Desde a adolescência, organizei a vida a partir de valores da religião. Frequentei e lecionei na escola dominical. Militei em grupos jovens. Me preparei para o exercício pastoral em um seminário. Caminhei pelos bastidores do mundo religioso. Sentei na roda de alguns notórios líderes brasileiros e ianques.
Zeloso, sempre procurei cumprir com as exigências das instituições que participei. Se a igreja não permitia que mulheres cortassem o cabelo, briguei com a minha mulher. Se diziam ser pecado ir ao cinema, para evitar a aparência do mal e mesmo não concordando com a proibição, eu viajava para longe quando queria ver algum filme.

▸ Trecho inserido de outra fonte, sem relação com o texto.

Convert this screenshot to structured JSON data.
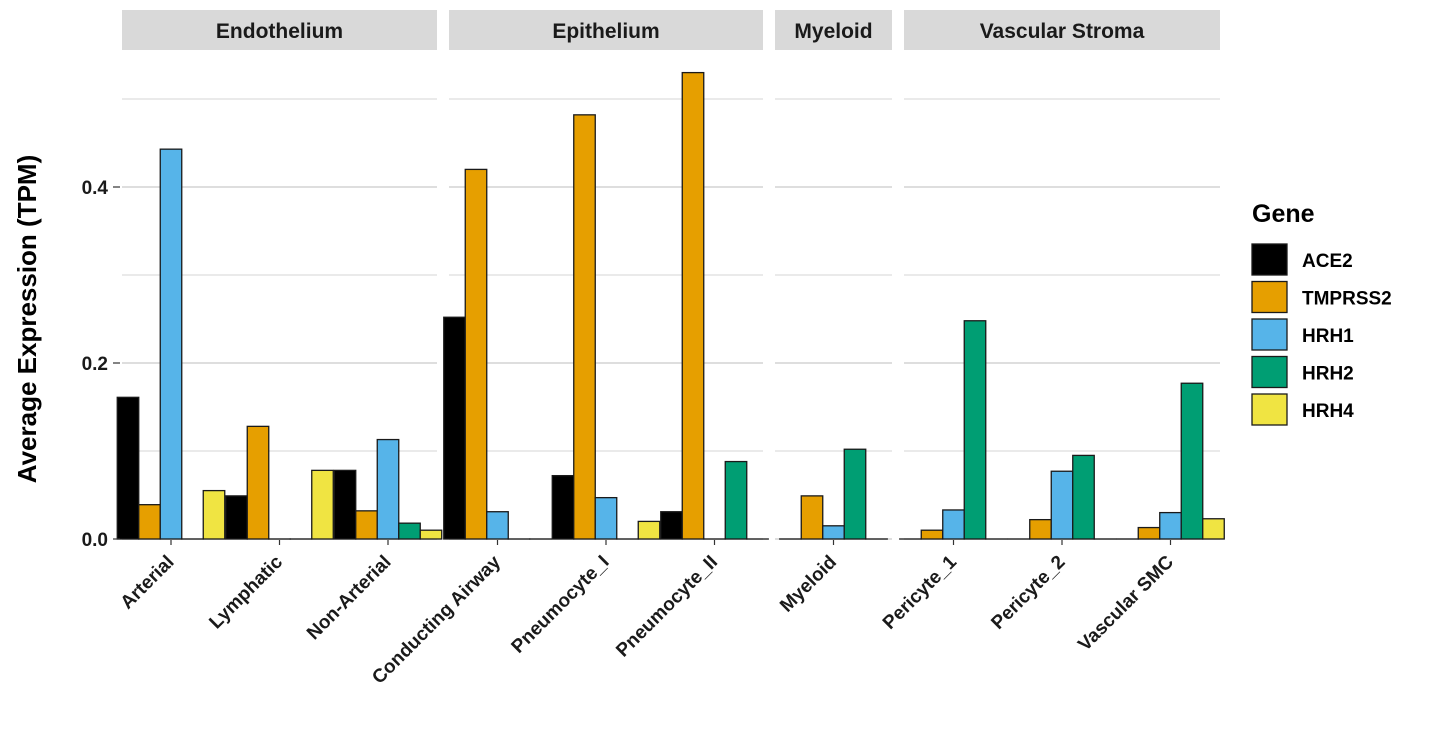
{
  "chart_data": {
    "type": "bar",
    "ylabel": "Average Expression (TPM)",
    "ylim": [
      0,
      0.53
    ],
    "y_ticks": [
      0.0,
      0.2,
      0.4
    ],
    "y_tick_labels": [
      "0.0",
      "0.2",
      "0.4"
    ],
    "grid": true,
    "legend_title": "Gene",
    "legend_position": "right",
    "series": [
      {
        "name": "ACE2",
        "color": "#000000"
      },
      {
        "name": "TMPRSS2",
        "color": "#E69F00"
      },
      {
        "name": "HRH1",
        "color": "#56B4E9"
      },
      {
        "name": "HRH2",
        "color": "#009E73"
      },
      {
        "name": "HRH4",
        "color": "#F0E442"
      }
    ],
    "facets": [
      {
        "name": "Endothelium",
        "categories": [
          {
            "label": "Arterial",
            "values": [
              0.161,
              0.039,
              0.443,
              0.0,
              0.055
            ]
          },
          {
            "label": "Lymphatic",
            "values": [
              0.049,
              0.128,
              0.0,
              0.0,
              0.078
            ]
          },
          {
            "label": "Non-Arterial",
            "values": [
              0.078,
              0.032,
              0.113,
              0.018,
              0.01
            ]
          }
        ]
      },
      {
        "name": "Epithelium",
        "categories": [
          {
            "label": "Conducting Airway",
            "values": [
              0.252,
              0.42,
              0.031,
              0.0,
              0.0
            ]
          },
          {
            "label": "Pneumocyte_I",
            "values": [
              0.072,
              0.482,
              0.047,
              0.0,
              0.02
            ]
          },
          {
            "label": "Pneumocyte_II",
            "values": [
              0.031,
              0.53,
              0.0,
              0.088,
              0.0
            ]
          }
        ]
      },
      {
        "name": "Myeloid",
        "categories": [
          {
            "label": "Myeloid",
            "values": [
              0.0,
              0.049,
              0.015,
              0.102,
              0.0
            ]
          }
        ]
      },
      {
        "name": "Vascular Stroma",
        "categories": [
          {
            "label": "Pericyte_1",
            "values": [
              0.0,
              0.01,
              0.033,
              0.248,
              0.0
            ]
          },
          {
            "label": "Pericyte_2",
            "values": [
              0.0,
              0.022,
              0.077,
              0.095,
              0.0
            ]
          },
          {
            "label": "Vascular SMC",
            "values": [
              0.0,
              0.013,
              0.03,
              0.177,
              0.023
            ]
          }
        ]
      }
    ]
  }
}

Relevei disparates. Calei diante de incoerências. Dei as costas para hipocrisia. Eu considerava a causa de Cristo importante demais. Para não escandalizar, fiz vista grossa para muita ruindade.
Abracei as instituições como divinas e acabei conivente. Não notei o caminho sinuoso do mercenário. Ingênuo sequer me dei conta dos intencionalmente cobiçosos. Justifiquei tolices. Eu acreditei na sinceridade das pessoas. Cheguei ao ponto justificar um monte de bobagem por achar que havia pureza nas intenções.

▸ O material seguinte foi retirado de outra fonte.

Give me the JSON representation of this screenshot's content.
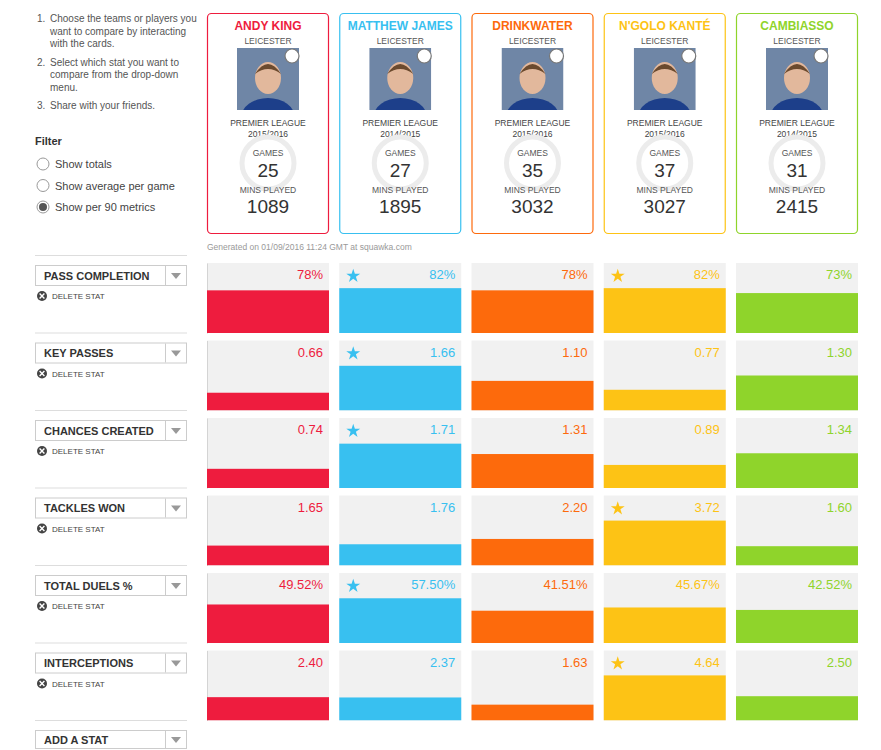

Um eureka aconteceu em minha vida. Embora sincero, eu dava volta, sem sair do lugar. Chego a um tempo de vida que algumas reivindicações da religião perdem seu apelo. Depois de inúmeras decepções, deixei de acreditar na inerente pureza religiosa. Notei que quanto mais bagunçada a interioridade (a alma), mais simétrico o exterior (a aparência). Trato a pregação da santidade absoluta como mistificação. Lembro os malabarismos que testemunhei. Quantos líderes falseavam suas inadequações, projetando em pecadilhos monumentais desvios éticos.
Jesus não conviveu ao lado de gente certinha demais. Ao contrário, o Nazareno evitava e criticava quem pretendia cumprir todas as demandas da lei judaica. Ele chamou austeros sacerdotes de sepulcros caiados; tratou mestres como cegos guiando outros cegos. Os evangelistas do templo conseguiam convertidos, mas Jesus afirmava que eles apenas os condenavam a um inferno duplo. O filho do homem, gostava da companhia dos pecadores. Ele se sentia bem perto dos que assumiam a condição humana. Quando alistou apóstolos não se importou com suas inadequações. Pedro era tempestivo; Tomé, hesitante; João, vingativo; Filipe, lento em compreender; Judas, ladrão. Acostumado com os costumes da sinagoga e com o linguajar dos doutores da Lei, ele não buscou discípulos nesses círculos.
Jesus aceitou que uma mulher de reputação duvidosa derramasse perfume sobre sua cabeça. Elogiou a fé de um centurião romano, adorador de ídolos. Não deixou que apedrejassem uma adúltera. Mostrou-se surpreso com a determinação de uma mãe cananéia. Nos estertores da morte, prometeu o paraíso a um ladrão. Não mediu esforços ou palavras para enaltecer os diferentes.
Santidade nunca significou para ele a simples obediência de normas. Jesus não tratava um ato igual a uma intenção. Adultério não se restringe ao coito; ele questionava os valores que antecediam o sexo e que podiam ou não desembocar em traição.
O ódio residual, que dá ânsia de matar, é mais grave do que o próprio homicídio. Para Jesus, pecado e santidade participam nas dimensões mais profundas da interioridade humana. Caráter tem a ver com valores escondidos nos porões da alma. Integridade depende de como o ser se estrutura às escondidas.
Para Jesus, santidade e integridade se confundem. Aceitar-se sem panacéias e, sem eufemismo, ser inteiro, eis a receita da perfeição. Sombra, falta, inadequação, defeito, luz e bondade precisam ser encarados sem medo.
Deus não requer vidas perfeitinhas. Ele deve saber que a estrutura humana vem do pó. Deus não exige correção absoluta. Para isso, ele teria que converter mulheres e homens em anjos.
Os que vivem a varrer as faltas para debaixo dos tapetes eclesiásticos não têm parte no reino de Deus. As prostitutas, que aprenderam a lidar com suas faltas e defeitos, precedem os sacerdotes bem compostos. O samaritano, que traduziu sua humanidade em gesto de solidariedade, virou o herói da parábola. O tempestivo Pedro recebeu as chaves do Reino de Deus. A mulher, outrora possessa de sete demônios, anunciou a alvissareira notícia da ressurreição.
A lei serviu para mostrar que legalismo não desemboca em humanidade. Integridade equivale ao constante exercício de confrontar as luzes e as sombras que estruturam a alma. Me afasto do moralismo religioso para amadurecer na ética. Fujo do legalismo para recuperar os muitos anos em que corri em círculos. Repenso a espiritualidade porque desejo aprender a viver.